Sixth year into operation and the Dungsam Polymers Limited (DPL) is yet to come out of the red.

However, the company has been able to reduce its loss by a huge margin, from about Nu 20M in 2016 to Nu 6.25M last year.

“The performance in the first quarter of this year is quite good,” DPL’s chief executive officer, Tshering Tenzin, said. “There are signs of improvement and we are expecting to break-even this year.”

The losses are mainly due to depreciation and high finance cost since the company has to pay out its loan.

According to DPL’s audited financial statement, the company suffered a loss of Nu 19.2M in its first year of operation in 2012. The company suffered the biggest loss of Nu 28.1M in 2014.

Since the DPL was established to produce and supply plastic polythene bags for the country’s largest cement plant, Dungsam Cement Corporation Limited (DCCL), the capacity of the former is suppressed by under-performance of the latter.

DPL is supplying 80 percent of its products to DCCL.

Should the cement plant run on full capacity, it would require 83,000 bags a day against DPL’s capacity of 100,000 bags a day.  But when there isn’t absorptive capacity at the cement plant, the polymer plant is forced to limit its production.

However, today, DPL’s total daily production is between 50,000 and 60,000 bags, including those supplied to other customers like Penden Cement, Karma Feed, RSA Pvt. Ltd., BMG Feed, FMCL, Food Corporation of Bhutan, and Army Welfare Project.

This means DPL plant is running at 60 percent of its capacity. Initially, the plant ran at a capacity of 21 percent and for the past few years the factory was operating at less than 50 percent of the total production capacity. This has also resulted in revenue increase from Nu 27M in 2012 to Nu 146M in 2017.

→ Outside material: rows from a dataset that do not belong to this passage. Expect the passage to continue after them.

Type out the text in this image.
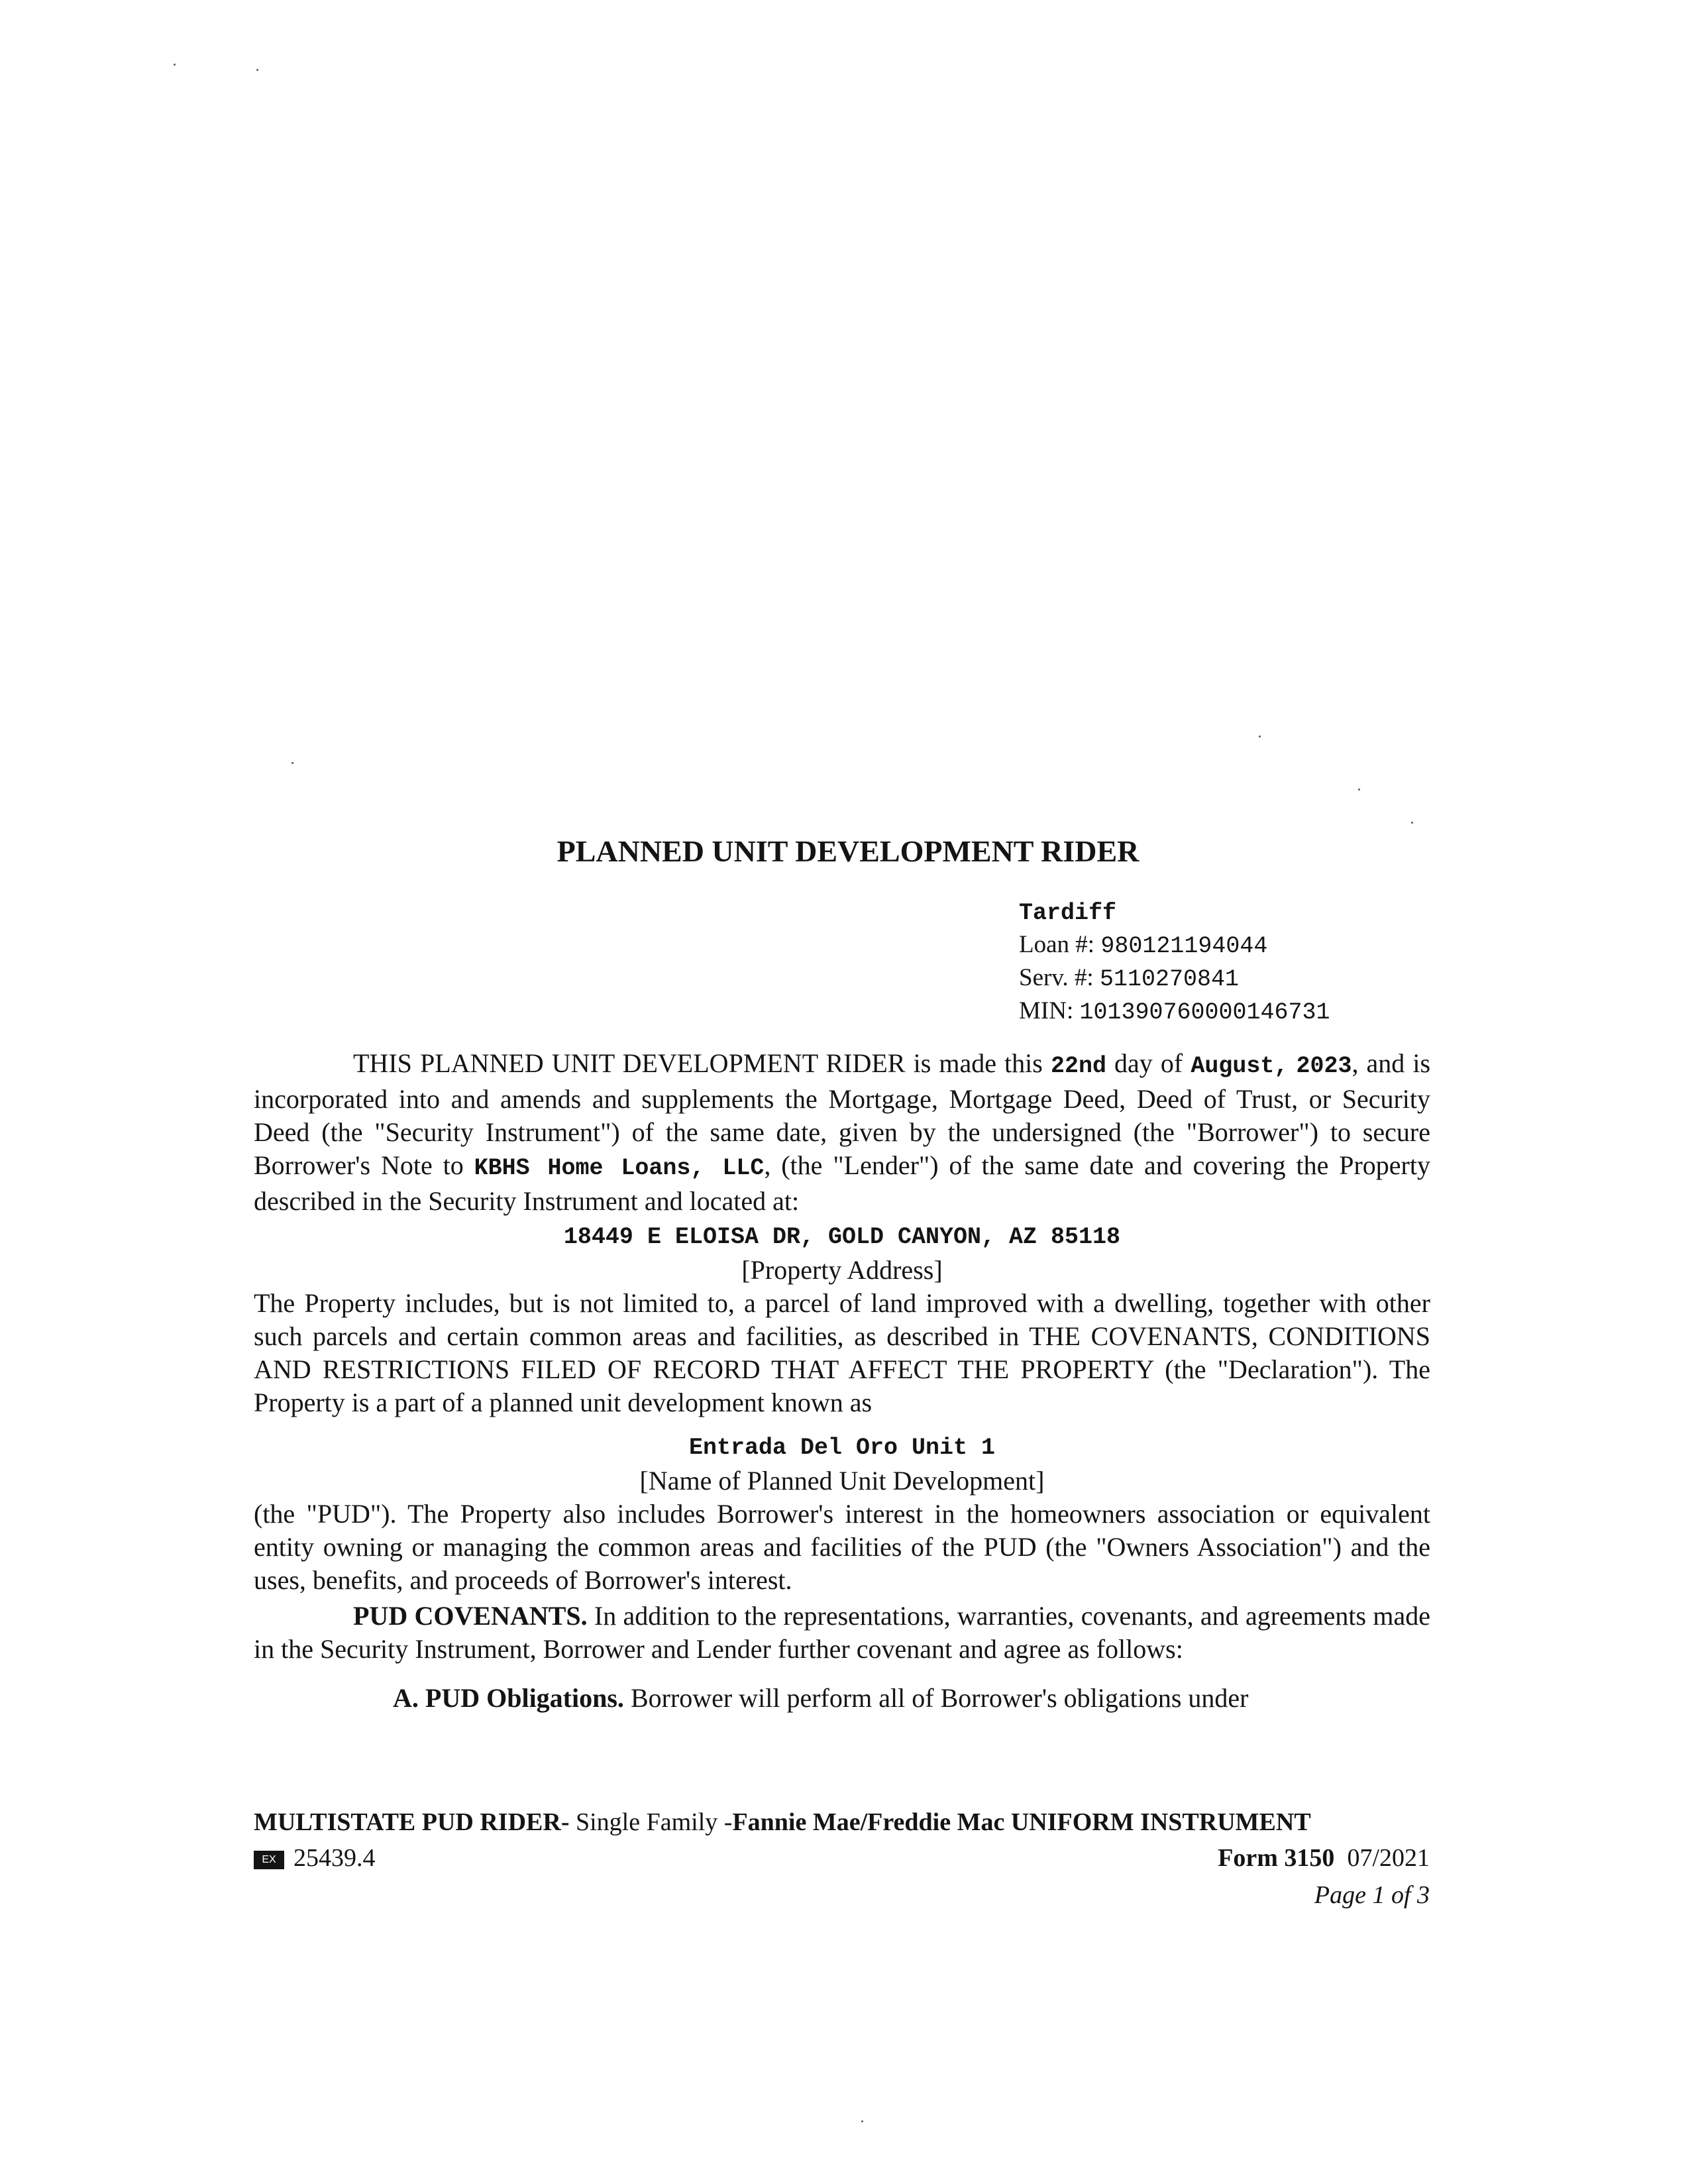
PLANNED UNIT DEVELOPMENT RIDER
Tardiff
Loan #: 980121194044
Serv. #: 5110270841
MIN: 101390760000146731

THIS PLANNED UNIT DEVELOPMENT RIDER is made this 22nd day of August, 2023, and is incorporated into and amends and supplements the Mortgage, Mortgage Deed, Deed of Trust, or Security Deed (the "Security Instrument") of the same date, given by the undersigned (the "Borrower") to secure Borrower's Note to KBHS Home Loans, LLC, (the "Lender") of the same date and covering the Property described in the Security Instrument and located at:

18449 E ELOISA DR, GOLD CANYON, AZ 85118

[Property Address]

The Property includes, but is not limited to, a parcel of land improved with a dwelling, together with other such parcels and certain common areas and facilities, as described in THE COVENANTS, CONDITIONS AND RESTRICTIONS FILED OF RECORD THAT AFFECT THE PROPERTY (the "Declaration"). The Property is a part of a planned unit development known as

Entrada Del Oro Unit 1

[Name of Planned Unit Development]

(the "PUD"). The Property also includes Borrower's interest in the homeowners association or equivalent entity owning or managing the common areas and facilities of the PUD (the "Owners Association") and the uses, benefits, and proceeds of Borrower's interest.

PUD COVENANTS. In addition to the representations, warranties, covenants, and agreements made in the Security Instrument, Borrower and Lender further covenant and agree as follows:

A. PUD Obligations. Borrower will perform all of Borrower's obligations under

MULTISTATE PUD RIDER- Single Family -Fannie Mae/Freddie Mac UNIFORM INSTRUMENT
EX 25439.4	Form 3150 07/2021
Page 1 of 3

For DPL to break even, it needs to produce 60,000 to 65,000 bags in a day. “Our growth is more or less dependent on DCCL’s sales.  Although we have customers other than DCCL, the impact is very minimal because of small volume,” the CEO said. “Since the profit margin for polymers business is thin by nature, it has to be volume based.”

However, he said that even DCCL’s performance has improved this year compared to earlier years since the production and supply of polymer bags to the cement plant is also increasing.

While DCCL is the major customer of polymer bags, Tshering Tenzin said that DPL meets 30 percent of requirement for Penden Cement. He said that company also supplies 200,000 to 300,000 bags every quarter to the Karma Feed, besides other local manufacturing companies.

“Ever since the company embarked on commercial operation in 2012, the DPL made a tremendous progress in the production of polypropylene (PP) bags not only for cement factory but also for many other purposes,” stated a DPL’s press release issued to its shareholders. “There is a light at the end of tunnel.”

While the domestic market just begun to pick up, the Indian Goods and Services Tax that came with 18 percent tax on polythene and its products buried its scope of export market.

CEO said that the company has already talked with some of the cement factories along the Indian border. “It seems that they are not interested,” he said adding that price is not as competitive as it is in India. “Polythene bags are still cheaper in India because of the GST,” he said.

Although some companies in India have shown interest to buy DPL polythene, without an online system at the land customs station documentation is a hassle. This is because the GST system is run on online platform called IceGate. “We were told that until the land customs stations come online, they will not deal with us,” Tshering Tenzin said.

DPL is a DHI Controlled Company with 51 percent of the shares with DHI. When the company first floated its initial public offering (IPO) in 2013, it was thrice oversubscribed by interested buyers.

The factory is run by Bhutanese with over 100 regular employees and 50 day-workers. “We are forced to employ couple of non-Bhutanese as wage workers in the finishing unit, as Bhutanese show less interest to work in our factory,” he said. For instance, repeated call for job vacancy for sewing machinist did not attract any youth from other dzongkhags.